Et si le vent se tait, faites la même chose.
Mon coeur sans respirer, regardons à genoux
Sa bouche de corail, qui n’est qu’à demi close,
Dont l’haleine innocente est un parfum plus doux
Que l’esprit de jasmin, de musc, d’ambre et de rose.
Ah que ces yeux fermés ont encor d’agrément !
Que ce sein demi-nu s’élève doucement !
Que ce bras négligé nous découvre de charmes !
Ô Dieux, elle s’éveille, et l’Amour irrité
Qui dormait auprès d’elle a déjà pris les armes
Pour punir mon audace et ma témérité.
Premier quatrain
Le sonnet s’ouvre sur une parole, voire un dialogue duquel nous n’entendons cependant que la parole du poète, celle du poète s’adressant à la nature mais sur un mode mythologique.
Le poète commence tout d’abord par s’adresser au vent en l’interpellant dans sa désignation personnifiée : "Zéphire". Zéphir est en effet la représentation personnifiée du vent du nord dans la mythologie grecque. Il est le fils d’Eole (dieu du vent) et d’Eos (l’Aurore).
Cette référence mythologique fait suite à l’évocation de la "nymphe" du titre. Les nymphes sont dans la mythologie grecque, des jeunes filles déesses de la nature. Leur représentation fréquente en jeunes filles d’une grande beauté a fait d’une mot une sorte de métaphore pour désigner une belle jeune fille.
Le poète n’évoque donc pas nécessairement une nymphe au sens d’une déesse de la nature, mais bien une belle jeune fille. Les deux lectures restent néanmoins possibles car la jeune fille es t décrite comme se trouvant en pleine nature, à l’image des nymphes.
C’est cette posture plus clairement fictive que dans d’autres sonnets galants, le poète observant une déesse, qui tend à construire un lyrisme plus impersonnel, mettant en scène plus l’amour du beau qu’un quelconque amour.
C’est ensuite au ruisseau que le poète s’adresse.
A travers ces deux interpellations, se dessine la figure d’une nature vivante, animée (personnification car cette nature comprend la parole humaine et agit de façon volontaire) mais surtout une figure du poète évoquant celle d’Orphée, qui de son chant savait parler à la nature et émouvoir jusqu’aux rochers. Or Orphée est la figure suprême de la poésie.

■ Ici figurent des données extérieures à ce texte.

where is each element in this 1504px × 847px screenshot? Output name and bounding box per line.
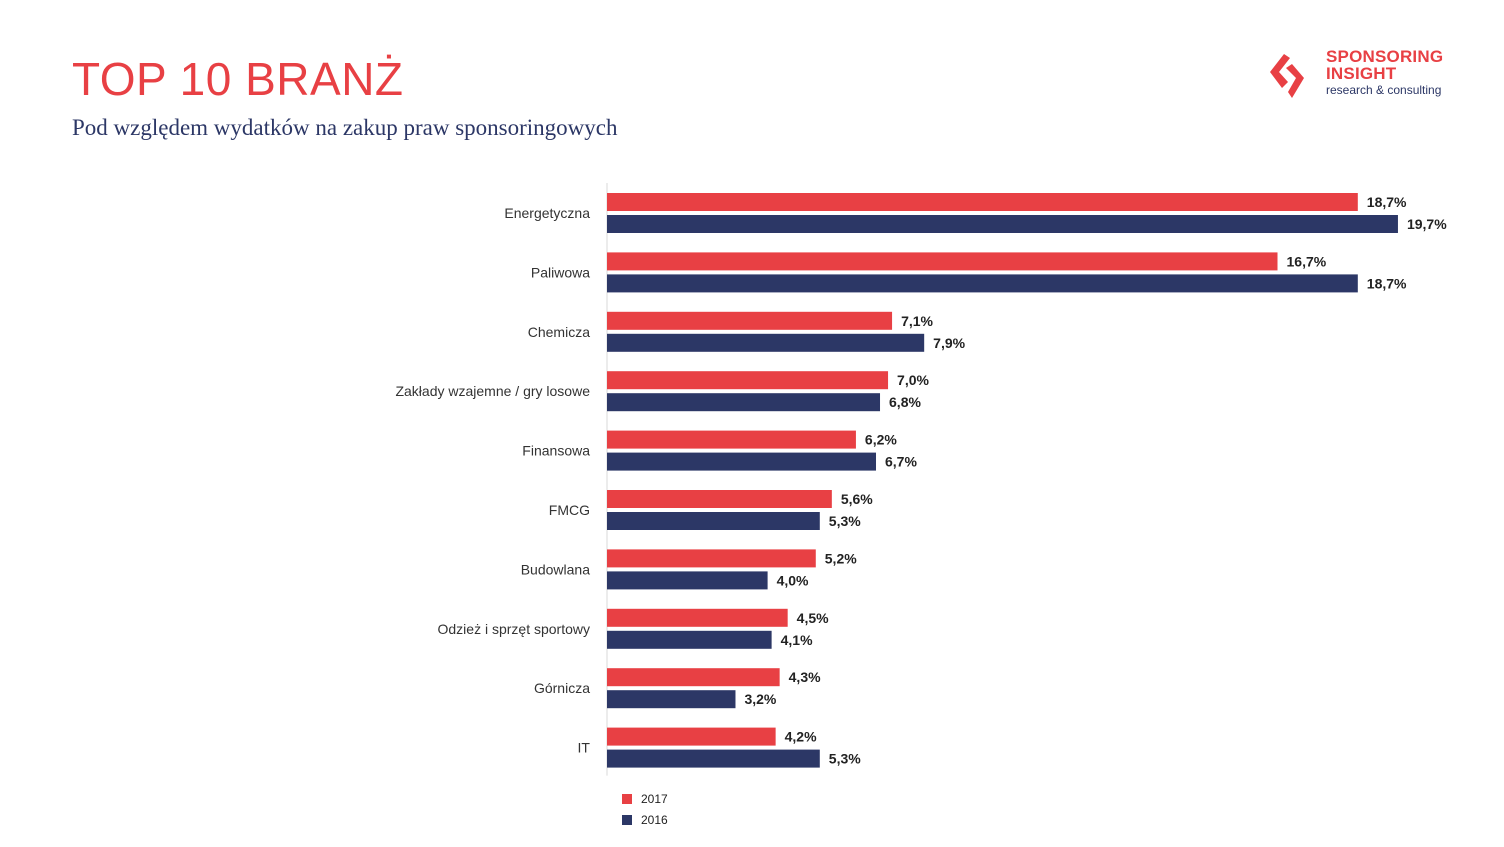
- legend-swatch-2016: [622, 814, 632, 825]
- data-label-2017: 7,0%: [897, 372, 929, 388]
- bar-2017: [607, 608, 788, 627]
- legend-label-2017: 2017: [641, 791, 668, 806]
- logo-s-mark-icon: [1270, 54, 1304, 98]
- bar-2016: [607, 215, 1398, 233]
- bar-2016: [607, 571, 768, 590]
- logo-text-line1: SPONSORING: [1326, 47, 1444, 66]
- bar-2016: [607, 630, 772, 649]
- data-label-2017: 7,1%: [901, 313, 933, 329]
- bar-2016: [607, 749, 820, 768]
- data-label-2017: 16,7%: [1287, 253, 1327, 269]
- category-label: Odzież i sprzęt sportowy: [438, 621, 591, 637]
- bar-2017: [607, 430, 856, 449]
- logo-text-line2: INSIGHT: [1326, 64, 1397, 83]
- category-label: Paliwowa: [531, 264, 590, 280]
- bar-2016: [607, 690, 736, 709]
- data-label-2016: 19,7%: [1407, 216, 1447, 232]
- category-label: Energetyczna: [504, 205, 590, 221]
- bar-2016: [607, 393, 881, 412]
- data-label-2016: 18,7%: [1367, 275, 1407, 291]
- legend-swatch-2017: [622, 793, 632, 804]
- sponsoring-insight-logo: SPONSORING INSIGHT research & consulting: [1262, 48, 1462, 104]
- data-label-2017: 4,2%: [785, 729, 817, 745]
- legend-label-2016: 2016: [641, 812, 668, 827]
- data-label-2016: 6,7%: [885, 454, 917, 470]
- page-title: TOP 10 BRANŻ: [72, 53, 404, 105]
- data-label-2017: 6,2%: [865, 432, 897, 448]
- category-label: Górnicza: [534, 680, 590, 696]
- bar-2017: [607, 549, 816, 568]
- data-label-2017: 5,6%: [841, 491, 873, 507]
- bar-2017: [607, 252, 1278, 271]
- bar-2016: [607, 274, 1358, 293]
- bar-2016: [607, 512, 820, 530]
- category-label: Zakłady wzajemne / gry losowe: [395, 383, 590, 399]
- category-label: FMCG: [549, 502, 590, 518]
- bar-2017: [607, 371, 889, 390]
- category-label: Finansowa: [522, 443, 590, 459]
- chart-legend: 2017 2016: [622, 788, 668, 830]
- bar-2016: [607, 452, 877, 471]
- bar-2017: [607, 490, 832, 508]
- data-label-2016: 6,8%: [889, 394, 921, 410]
- bar-2017: [607, 311, 893, 330]
- logo-text-line3: research & consulting: [1326, 83, 1442, 97]
- category-label: Budowlana: [521, 561, 590, 577]
- data-label-2016: 7,9%: [933, 335, 965, 351]
- category-label: IT: [578, 740, 591, 756]
- data-label-2017: 5,2%: [825, 550, 857, 566]
- page-subtitle: Pod względem wydatków na zakup praw spon…: [72, 115, 618, 140]
- data-label-2016: 5,3%: [829, 513, 861, 529]
- data-label-2017: 18,7%: [1367, 194, 1407, 210]
- bar-2016: [607, 333, 925, 352]
- data-label-2016: 4,1%: [781, 632, 813, 648]
- data-label-2016: 3,2%: [744, 691, 776, 707]
- data-label-2016: 4,0%: [777, 572, 809, 588]
- legend-item-2017: 2017: [622, 788, 668, 809]
- category-label: Chemicza: [528, 324, 590, 340]
- data-label-2016: 5,3%: [829, 751, 861, 767]
- bar-2017: [607, 727, 776, 746]
- bar-2017: [607, 193, 1358, 211]
- data-label-2017: 4,3%: [789, 669, 821, 685]
- legend-item-2016: 2016: [622, 809, 668, 830]
- data-label-2017: 4,5%: [797, 610, 829, 626]
- bar-2017: [607, 668, 780, 687]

Il s’agit donc peut-être pour le poète d’une façon de se mettre en avant. Il se présente comme ayant la faculté d’ordonner aux éléments de la nature et de les faire changer (voir les tournures impératives : "taisez-vous", "évitez les cailloux", "faites la même chose").
Et qui commande aux éléments si ce n’est un dieu ?
En dehors de cette approche centrée sur la figure du poète, ces adresses à la nature sont une manière de dessiner le contexte amoureux et de nous raconter une situation : celle du poète observateur et amoureux désirant admirer sans fin une belle femme.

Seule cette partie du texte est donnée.